John Miles is many things: professor emeritus at WWU’s College of the Environment, an environmental historian and author, co-founder of the Institute’s Graduate M.Ed. program and our very first Board of Directors Chair! To have John research, consider and then write the history of our first 35 years is a great honor and a time capsule for the future.

We enjoyed Mary Vermillion‘s book review of Teaching in the Rain in the latest issue of Cascadia Daily News:

“The North Cascades inspire dreamers. Count among them a group of five friends who, beginning in the early 1980s, turned a shared vision into the North Cascades Institute. The nationally respected environmental education nonprofit organization marked its 35th anniversary in 2021. The milestone spurred author and institute insider John C. Miles to chronicle the organization’s remarkable history in Teaching in the Rain: The Story of North Cascades Institute.

… The 254-page book honors (Saul) Weisberg’s leadership, but it also records the contributions of National Park Service staff and others who built the dream of transformative learning experiences at the “convergence of natural and cultural history, science, humanities and the arts.

… Because of his own long connection to the organization, Miles’ careful recounting of North Cascades Institute’s development is enlivened by a behind-the-scenes perspective. His book reads as local history, a business lesson and a love letter.

Teaching in the Rain will stir happy memories for alumni of North Cascades Institute programs, while also providing a peek behind the curtain, revealing the sometimes-uncertain trajectory of the scrappy nonprofit that—at least to this participant—always presented itself as an assured professional. Readers unfamiliar with the institute can enjoy the book as a history of environmental education, as a nonprofit handbook or simply as encouragement to go outside.”

Read the rest of the review here >>

About the Author

John C. Miles is Professor Emeritus of Environmental Studies at the College of the Environment, Western Washington University. He taught at Western for four decades where he focused his work on environmental education and environmental humanities, especially history of the US national park system. He served as dean of the college from 1985-1992. He and his wife Susan Morgan live at the foot of the Sangre de Cristo Mountains near Taos, New Mexico. His books include Koma Kulshan; Guardians of the Parks; Wilderness in National Parks; and Impressions of the North Cascades.

John also helped to create the Graduate M.Ed. Residency that was a partnership between North Cascades Institute and Western Washington University. Over the course of many years, he mentored dozens of graduate students, often in field trips outdoors throughout the North Cascades….

Accolades for Teaching in the Rain

Teaching in the Rain tells a most unlikely story, one that is far from over but has a happy outcome just the same. John Miles, as the genius loci of the North Cascades and the Institute that took their name, is the perfect person to tell it. In prose both elegant and engaging, sleek yet omitting nothing important, he takes his lucky readers through the life so far of a most wonderful flowering, from outset through evolution to its present place as an essential Northwest institution. If every eco-region had something like the North Cascades Institute, and someone like John to tell us all about it, we might actually scrape through our ecological crisis in good shape.
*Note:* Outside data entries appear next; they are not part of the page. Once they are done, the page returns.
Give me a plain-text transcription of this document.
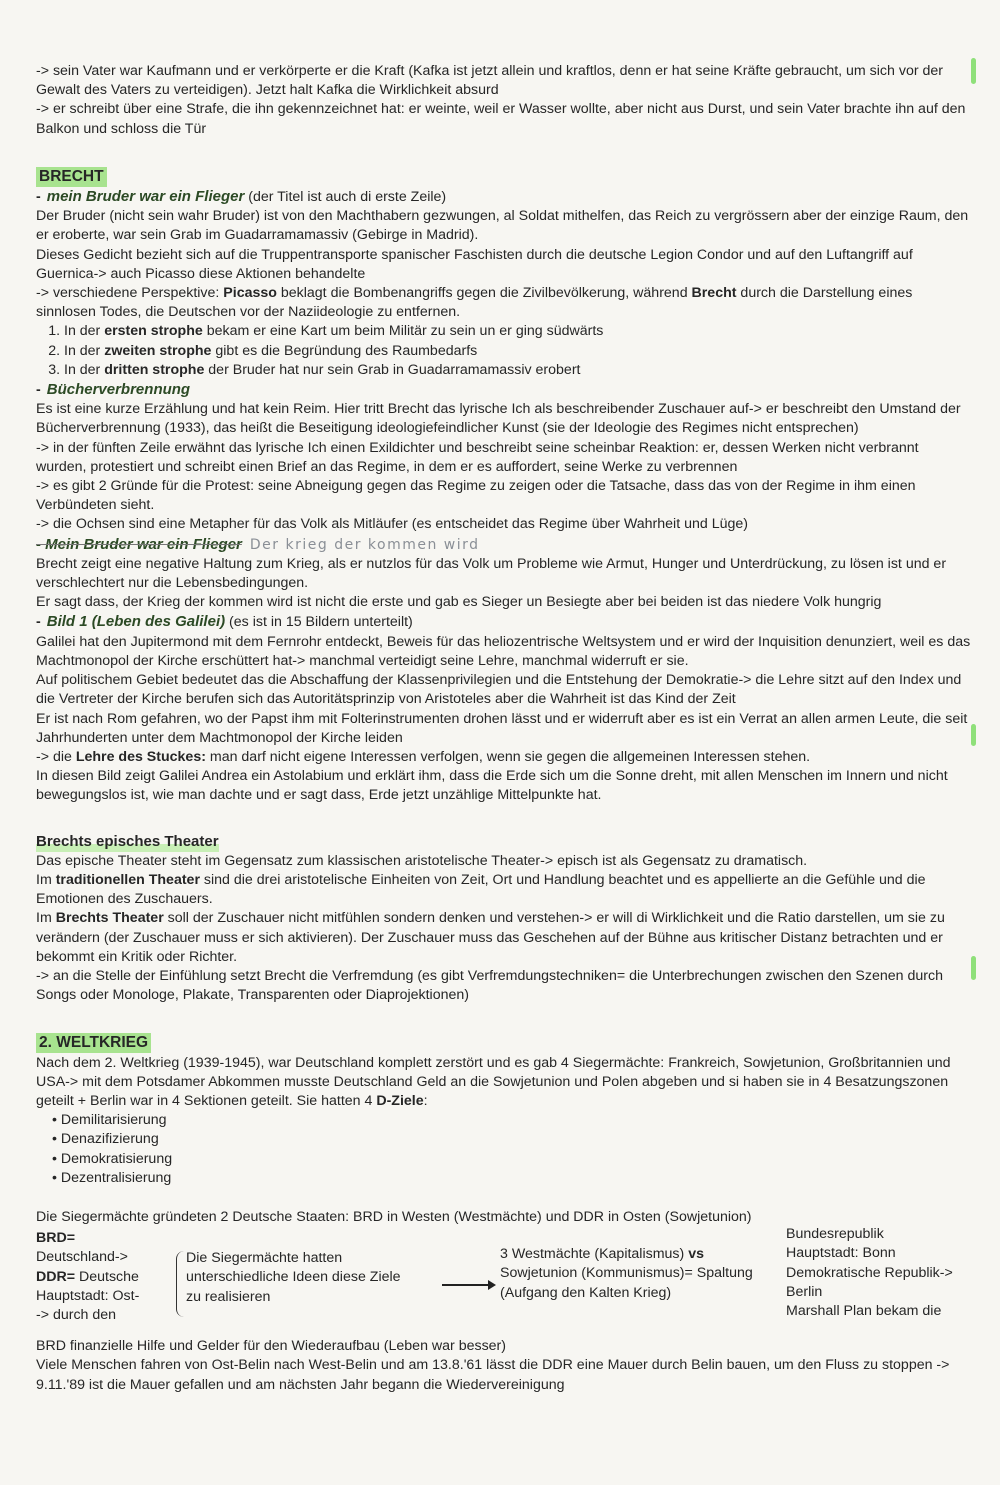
-> sein Vater war Kaufmann und er verkörperte er die Kraft (Kafka ist jetzt allein und kraftlos, denn er hat seine Kräfte gebraucht, um sich vor der Gewalt des Vaters zu verteidigen). Jetzt halt Kafka die Wirklichkeit absurd

-> er schreibt über eine Strafe, die ihn gekennzeichnet hat: er weinte, weil er Wasser wollte, aber nicht aus Durst, und sein Vater brachte ihn auf den Balkon und schloss die Tür

BRECHT

- mein Bruder war ein Flieger (der Titel ist auch di erste Zeile)

Der Bruder (nicht sein wahr Bruder) ist von den Machthabern gezwungen, al Soldat mithelfen, das Reich zu vergrössern aber der einzige Raum, den er eroberte, war sein Grab im Guadarramamassiv (Gebirge in Madrid).

Dieses Gedicht bezieht sich auf die Truppentransporte spanischer Faschisten durch die deutsche Legion Condor und auf den Luftangriff auf Guernica-> auch Picasso diese Aktionen behandelte

-> verschiedene Perspektive: Picasso beklagt die Bombenangriffs gegen die Zivilbevölkerung, während Brecht durch die Darstellung eines sinnlosen Todes, die Deutschen vor der Naziideologie zu entfernen.

1. In der ersten strophe bekam er eine Kart um beim Militär zu sein un er ging südwärts
2. In der zweiten strophe gibt es die Begründung des Raumbedarfs
3. In der dritten strophe der Bruder hat nur sein Grab in Guadarramamassiv erobert

- Bücherverbrennung

Es ist eine kurze Erzählung und hat kein Reim. Hier tritt Brecht das lyrische Ich als beschreibender Zuschauer auf-> er beschreibt den Umstand der Bücherverbrennung (1933), das heißt die Beseitigung ideologiefeindlicher Kunst (sie der Ideologie des Regimes nicht entsprechen)

-> in der fünften Zeile erwähnt das lyrische Ich einen Exildichter und beschreibt seine scheinbar Reaktion: er, dessen Werken nicht verbrannt wurden, protestiert und schreibt einen Brief an das Regime, in dem er es auffordert, seine Werke zu verbrennen

-> es gibt 2 Gründe für die Protest: seine Abneigung gegen das Regime zu zeigen oder die Tatsache, dass das von der Regime in ihm einen Verbündeten sieht.

-> die Ochsen sind eine Metapher für das Volk als Mitläufer (es entscheidet das Regime über Wahrheit und Lüge)

- Mein Bruder war ein Flieger Der krieg der kommen wird

Brecht zeigt eine negative Haltung zum Krieg, als er nutzlos für das Volk um Probleme wie Armut, Hunger und Unterdrückung, zu lösen ist und er verschlechtert nur die Lebensbedingungen.

Er sagt dass, der Krieg der kommen wird ist nicht die erste und gab es Sieger un Besiegte aber bei beiden ist das niedere Volk hungrig

- Bild 1 (Leben des Galilei) (es ist in 15 Bildern unterteilt)

Galilei hat den Jupitermond mit dem Fernrohr entdeckt, Beweis für das heliozentrische Weltsystem und er wird der Inquisition denunziert, weil es das Machtmonopol der Kirche erschüttert hat-> manchmal verteidigt seine Lehre, manchmal widerruft er sie.

Auf politischem Gebiet bedeutet das die Abschaffung der Klassenprivilegien und die Entstehung der Demokratie-> die Lehre sitzt auf den Index und die Vertreter der Kirche berufen sich das Autoritätsprinzip von Aristoteles aber die Wahrheit ist das Kind der Zeit

Er ist nach Rom gefahren, wo der Papst ihm mit Folterinstrumenten drohen lässt und er widerruft aber es ist ein Verrat an allen armen Leute, die seit Jahrhunderten unter dem Machtmonopol der Kirche leiden

-> die Lehre des Stuckes: man darf nicht eigene Interessen verfolgen, wenn sie gegen die allgemeinen Interessen stehen.

In diesen Bild zeigt Galilei Andrea ein Astolabium und erklärt ihm, dass die Erde sich um die Sonne dreht, mit allen Menschen im Innern und nicht bewegungslos ist, wie man dachte und er sagt dass, Erde jetzt unzählige Mittelpunkte hat.

Brechts episches Theater

Das epische Theater steht im Gegensatz zum klassischen aristotelische Theater-> episch ist als Gegensatz zu dramatisch.

Im traditionellen Theater sind die drei aristotelische Einheiten von Zeit, Ort und Handlung beachtet und es appellierte an die Gefühle und die Emotionen des Zuschauers.

Im Brechts Theater soll der Zuschauer nicht mitfühlen sondern denken und verstehen-> er will di Wirklichkeit und die Ratio darstellen, um sie zu verändern (der Zuschauer muss er sich aktivieren). Der Zuschauer muss das Geschehen auf der Bühne aus kritischer Distanz betrachten und er bekommt ein Kritik oder Richter.

-> an die Stelle der Einfühlung setzt Brecht die Verfremdung (es gibt Verfremdungstechniken= die Unterbrechungen zwischen den Szenen durch Songs oder Monologe, Plakate, Transparenten oder Diaprojektionen)

2. WELTKRIEG

Nach dem 2. Weltkrieg (1939-1945), war Deutschland komplett zerstört und es gab 4 Siegermächte: Frankreich, Sowjetunion, Großbritannien und USA-> mit dem Potsdamer Abkommen musste Deutschland Geld an die Sowjetunion und Polen abgeben und si haben sie in 4 Besatzungszonen geteilt + Berlin war in 4 Sektionen geteilt. Sie hatten 4 D-Ziele:

• Demilitarisierung
• Denazifizierung
• Demokratisierung
• Dezentralisierung

Die Siegermächte gründeten 2 Deutsche Staaten: BRD in Westen (Westmächte) und DDR in Osten (Sowjetunion)

BRD=
Deutschland->
DDR= Deutsche
Hauptstadt: Ost-
-> durch den
Die Siegermächte hatten
unterschiedliche Ideen diese Ziele
zu realisieren
3 Westmächte (Kapitalismus) vs
Sowjetunion (Kommunismus)= Spaltung
(Aufgang den Kalten Krieg)
Bundesrepublik
Hauptstadt: Bonn
Demokratische Republik->
Berlin
Marshall Plan bekam die

BRD finanzielle Hilfe und Gelder für den Wiederaufbau (Leben war besser)

Viele Menschen fahren von Ost-Belin nach West-Belin und am 13.8.'61 lässt die DDR eine Mauer durch Belin bauen, um den Fluss zu stoppen -> 9.11.'89 ist die Mauer gefallen und am nächsten Jahr begann die Wiedervereinigung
As it is, this book gives me hope.

— Robert Michael Pyle, author of The Butterflies of Cascadia,
Wintergreen, and The Thunder Tree

Washington State has a long history of teaching outdoor environmental education with various facilities providing for teacher and student instruction. Teaching in the Rain is a singular summary of the North Cascades Institute, one of Washington State’s most unique, successful, and sustained programs. John Miles has written an important and intriguing history of how the Institute was created and has been sustained for over 35 years. This important book is an essential guide to what it takes to direct education meaningfully in this age of environmental stress and to marshal the common ground of community to develop skills and shape attitudes necessary to address the environmental challenges we all face.